Dans ses observations, la demanderesse fait valoir que «les documents présentés par l’opposante se rapportent à l’étiquette «Asti STELLA» (et non à Stella seule), comme il ressort de la pièce jointe no 2 de l’opposante».
En outre, la demanderesse affirme que le mot «Asti» est dominant dès lors qu’il s’agit du premier mot de l’étiquette et est clairement marquée par la couleur rouge. Selon la demanderesse, «[l] autre élément que l’opposante a présenté est dénué de pertinence, étant donné qu’il ne comprend que des factures et une déclaration dans lesquelles un surnom interne abrégé a été utilisé, et qu’il ne s’agit certainement pas de la manière dont le produit Asti STELLA n’ est ni présenté, ni connu du public pertinent et des consommateurs pertinents. Il n’existe toujours pas de preuve de
Décision sur l’opposition no B 3 069 676 page:4De9
l’usage sérieux de la marque italienne STELLA, étant donné que l’usage concerne Asti STELLA et non STELLA».
À cet égard, il convient de noter que le fait que la marque «STELLA» apparaît sur l’étiquette accompagnée d’une autre appellation ne remettent pas en cause l’usage sérieux de la marque antérieure en l’espèce. En particulier, «Asti» est également, comme l’a également souligné l’opposante, la zone géographique où les vins sont produits, dans le sud-est du Piémont, et «denominazione d’origine controllata e Garantita» signifie «appellation d’origine protégée» protégée, une étiquette de garantie de qualité pour les vins italiens. Les mêmes désignations apparaissent également avec la marque «STELLA» sur les factures, bien que sous une forme abrégée («Asti D.O.C.G. DOLCE B STELLA»).L’indication «DOLCE» (le mot italien pour «bonbon») fait référence aux caractéristiques des vins (vins sucrés).

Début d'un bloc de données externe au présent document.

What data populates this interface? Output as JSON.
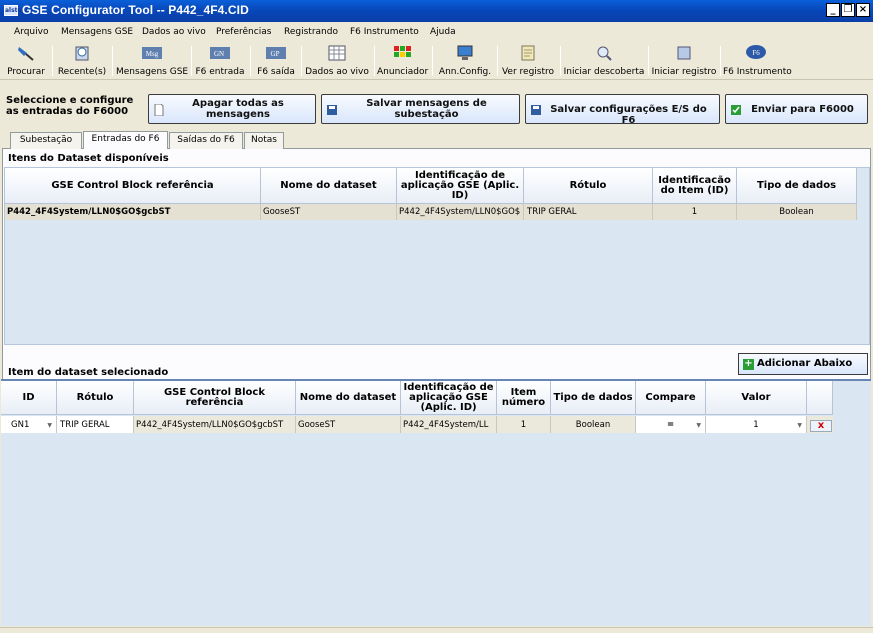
{
  "window": {
    "title": "GSE Configurator Tool -- P442_4F4.CID",
    "app_icon_text": "alstom"
  },
  "menu": [
    "Arquivo",
    "Mensagens GSE",
    "Dados ao vivo",
    "Preferências",
    "Registrando",
    "F6 Instrumento",
    "Ajuda"
  ],
  "toolbar": [
    {
      "label": "Procurar",
      "icon": "search-folder-icon"
    },
    {
      "label": "Recente(s)",
      "icon": "recent-icon"
    },
    {
      "label": "Mensagens GSE",
      "icon": "msg-icon",
      "icon_text": "Msg"
    },
    {
      "label": "F6 entrada",
      "icon": "gn-icon",
      "icon_text": "GN"
    },
    {
      "label": "F6 saída",
      "icon": "gp-icon",
      "icon_text": "GP"
    },
    {
      "label": "Dados ao vivo",
      "icon": "grid-icon"
    },
    {
      "label": "Anunciador",
      "icon": "annunciator-icon"
    },
    {
      "label": "Ann.Config.",
      "icon": "monitor-icon"
    },
    {
      "label": "Ver registro",
      "icon": "log-icon"
    },
    {
      "label": "Iniciar descoberta",
      "icon": "magnifier-icon"
    },
    {
      "label": "Iniciar registro",
      "icon": "record-icon"
    },
    {
      "label": "F6 Instrumento",
      "icon": "f6-icon",
      "icon_text": "F6"
    }
  ],
  "intro": {
    "line1": "Seleccione e configure",
    "line2": "as entradas do F6000"
  },
  "actions": {
    "clear": {
      "line1": "Apagar todas as",
      "line2": "mensagens"
    },
    "save_msgs": {
      "line1": "Salvar mensagens de",
      "line2": "subestação"
    },
    "save_io": "Salvar configurações E/S do F6",
    "send": "Enviar para F6000"
  },
  "tabs": [
    "Subestação",
    "Entradas do F6",
    "Saídas do F6",
    "Notas"
  ],
  "available": {
    "heading": "Itens do Dataset disponíveis",
    "headers": [
      "GSE Control Block referência",
      "Nome do dataset",
      "Identificação de aplicação GSE (Aplic. ID)",
      "Rótulo",
      "Identificacão do Item (ID)",
      "Tipo de dados"
    ],
    "rows": [
      [
        "P442_4F4System/LLN0$GO$gcbST",
        "GooseST",
        "P442_4F4System/LLN0$GO$",
        "TRIP GERAL",
        "1",
        "Boolean"
      ]
    ]
  },
  "add_button": "Adicionar Abaixo",
  "selected": {
    "heading": "Item do dataset selecionado",
    "headers": [
      "ID",
      "Rótulo",
      "GSE Control Block referência",
      "Nome do dataset",
      "Identificação de aplicação GSE (Aplic. ID)",
      "Item número",
      "Tipo de dados",
      "Compare",
      "Valor"
    ],
    "rows": [
      [
        "GN1",
        "TRIP GERAL",
        "P442_4F4System/LLN0$GO$gcbST",
        "GooseST",
        "P442_4F4System/LL",
        "1",
        "Boolean",
        "=",
        "1"
      ]
    ],
    "delete_glyph": "x"
  }
}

Quant à l’expression «PRODOTTO IN ITALIA» sur l’étiquette, cela indique simplement que les vins sont produits en Italie.
Comme l’a également affirmé la Cour, l’utilisation en commun de différents éléments d’une même bouteille ne porte pas atteinte à la fonction de la marque («STELLA») en tant qu’élément d’identification des produits en cause étant donné que, dans le secteur du vin, le consommateur est souvent particulièrement intéressé par la provenance géographique du produit et l’identité du producteur du vin, étant donné que la réputation de ces produits dépend souvent de la question de savoir si le vin est produit dans une certaine zone géographique au moyen d’une certaine vent (08/12/2005, T-29/04, Cristal Castellblanch, EU: T: 2005: 438, § 37).
Dans ces circonstances, il y a lieu de considérer que la marque «STELLA» est utilisée en tant que marque pour identifier les produits commercialisés par l’opposante, et les allégations de la demanderesse à cet égard doivent être écartées.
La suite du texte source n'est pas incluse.